Она не испытывала ни капли смущения. Он говорил, что едва знаком с Майлин. Он ей лгал. Люди лгут почти все время. Она сама лжет, когда необходимо. Йомар Виндхейм был не лучше и не хуже остальных.
— Ты был у Майлин в ее кабинете. За пару недель до ее исчезновения.
Он не ответил.
— Ты был там несколько раз. Ты был с ней знаком.
Скажи он что-нибудь сейчас, она бы повесила трубку и выключила телефон. Но эта тишина провоцировала. Она заметила, как внутри поднимается ярость, неприятно, потому что непонятно откуда. Она принялась обзывать его, обвинять в том, что он злой и расчетливый и при этом идиот, раз думает, что можно ее обманывать. Потом все прошло, и она смогла взять себя в руки. Она даже не подозревала, что в ней все это сидит. Где-то в подсознании, далеко за бушующими волнами ярости, Лисс надеялась, что он положит трубку и не будет стоять и выслушивать поток дерьма, которое она на него изливала. Но он не вешал трубку.
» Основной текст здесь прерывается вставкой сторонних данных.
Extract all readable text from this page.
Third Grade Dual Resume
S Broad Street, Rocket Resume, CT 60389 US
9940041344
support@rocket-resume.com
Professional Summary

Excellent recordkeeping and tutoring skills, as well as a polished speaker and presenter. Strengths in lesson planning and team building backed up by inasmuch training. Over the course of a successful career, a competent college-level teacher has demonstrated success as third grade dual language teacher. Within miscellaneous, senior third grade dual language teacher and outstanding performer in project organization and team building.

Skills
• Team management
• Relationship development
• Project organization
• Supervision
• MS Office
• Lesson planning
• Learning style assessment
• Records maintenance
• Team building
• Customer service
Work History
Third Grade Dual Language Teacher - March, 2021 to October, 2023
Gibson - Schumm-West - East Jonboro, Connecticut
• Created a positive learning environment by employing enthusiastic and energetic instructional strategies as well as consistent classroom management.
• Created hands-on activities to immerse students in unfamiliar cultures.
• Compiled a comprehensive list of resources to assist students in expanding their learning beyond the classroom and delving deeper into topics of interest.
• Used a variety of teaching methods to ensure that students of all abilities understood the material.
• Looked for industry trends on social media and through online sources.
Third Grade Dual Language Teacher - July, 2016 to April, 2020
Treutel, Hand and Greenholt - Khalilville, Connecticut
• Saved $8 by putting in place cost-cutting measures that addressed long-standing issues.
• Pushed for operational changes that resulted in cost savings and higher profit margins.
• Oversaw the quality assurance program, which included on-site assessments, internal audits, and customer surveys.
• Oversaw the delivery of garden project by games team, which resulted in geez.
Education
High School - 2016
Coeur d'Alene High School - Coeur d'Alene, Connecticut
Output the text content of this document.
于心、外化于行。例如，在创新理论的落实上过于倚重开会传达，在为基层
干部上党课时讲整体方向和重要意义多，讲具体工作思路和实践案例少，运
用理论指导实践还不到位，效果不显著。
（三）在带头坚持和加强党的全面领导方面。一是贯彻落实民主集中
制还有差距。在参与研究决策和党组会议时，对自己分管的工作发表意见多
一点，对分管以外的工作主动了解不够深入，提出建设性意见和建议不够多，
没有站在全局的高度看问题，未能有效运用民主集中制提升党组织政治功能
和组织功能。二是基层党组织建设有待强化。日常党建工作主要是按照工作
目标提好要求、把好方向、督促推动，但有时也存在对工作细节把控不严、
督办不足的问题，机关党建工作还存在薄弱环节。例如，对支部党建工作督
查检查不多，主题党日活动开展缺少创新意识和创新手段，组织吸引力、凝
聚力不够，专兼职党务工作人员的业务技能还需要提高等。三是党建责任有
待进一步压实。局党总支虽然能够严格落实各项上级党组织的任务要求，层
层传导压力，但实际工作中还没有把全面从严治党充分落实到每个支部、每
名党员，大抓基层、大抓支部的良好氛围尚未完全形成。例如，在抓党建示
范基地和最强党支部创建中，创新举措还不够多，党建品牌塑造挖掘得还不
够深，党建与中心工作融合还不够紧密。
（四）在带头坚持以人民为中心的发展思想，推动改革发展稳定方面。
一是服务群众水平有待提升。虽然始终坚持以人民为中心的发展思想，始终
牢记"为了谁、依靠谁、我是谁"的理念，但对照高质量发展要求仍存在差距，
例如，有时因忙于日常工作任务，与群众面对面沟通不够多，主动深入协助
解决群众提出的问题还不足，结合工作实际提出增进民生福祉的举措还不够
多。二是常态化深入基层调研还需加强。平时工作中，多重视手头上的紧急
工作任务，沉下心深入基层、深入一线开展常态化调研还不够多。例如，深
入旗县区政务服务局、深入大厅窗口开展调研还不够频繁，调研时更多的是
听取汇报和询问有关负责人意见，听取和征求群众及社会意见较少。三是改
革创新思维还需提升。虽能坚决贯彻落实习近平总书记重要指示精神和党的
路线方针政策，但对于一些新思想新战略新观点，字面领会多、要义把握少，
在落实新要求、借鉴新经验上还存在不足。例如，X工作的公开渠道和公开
Все кончилось, как судороги после разрядки. Постепенно ей удалось загнать ярость в стойло, откуда ее можно выпускать маленькими порциями. Наконец она стала приходить в себя, смутно понимая, что первое чувство, которое сейчас ее охватит, будь то злость или горе, уже никогда ее не отпустит.
— Могу я просить об искуплении? — спросил Йомар.
Победил смех. Он ухватил ее за живот и горло и вытряс все, что поддалось вытряхиванию, из ее тела. Но смех был без капли радости. Просто другая сторона ее развинченного состояния. Она увидела себя на полу в коридоре, юбка свернута трубочкой на талии, низ прикрыт какой-то тонкой материей, макияж наверняка расплылся вокруг глаз с пустым взглядом.
— Я не прав, — попытался он снова объясниться, выслушав, чем закончилась предыдущая попытка. — Я могу объяснить.
Это тоже была цитата. «Наверное, без цитат не обойтись», — подумала она.
— Не надо ничего объяснять.
Он сделал вид, что не услышал:
— Я не врал тебе, но ты не спрашивала, а я не мог об этом говорить. Может быть, было слишком болезненно. И, не сказав сразу, я уже так и не смог рассказать потом.
Казалось, ему действительно очень неловко. И она дала ему договорить.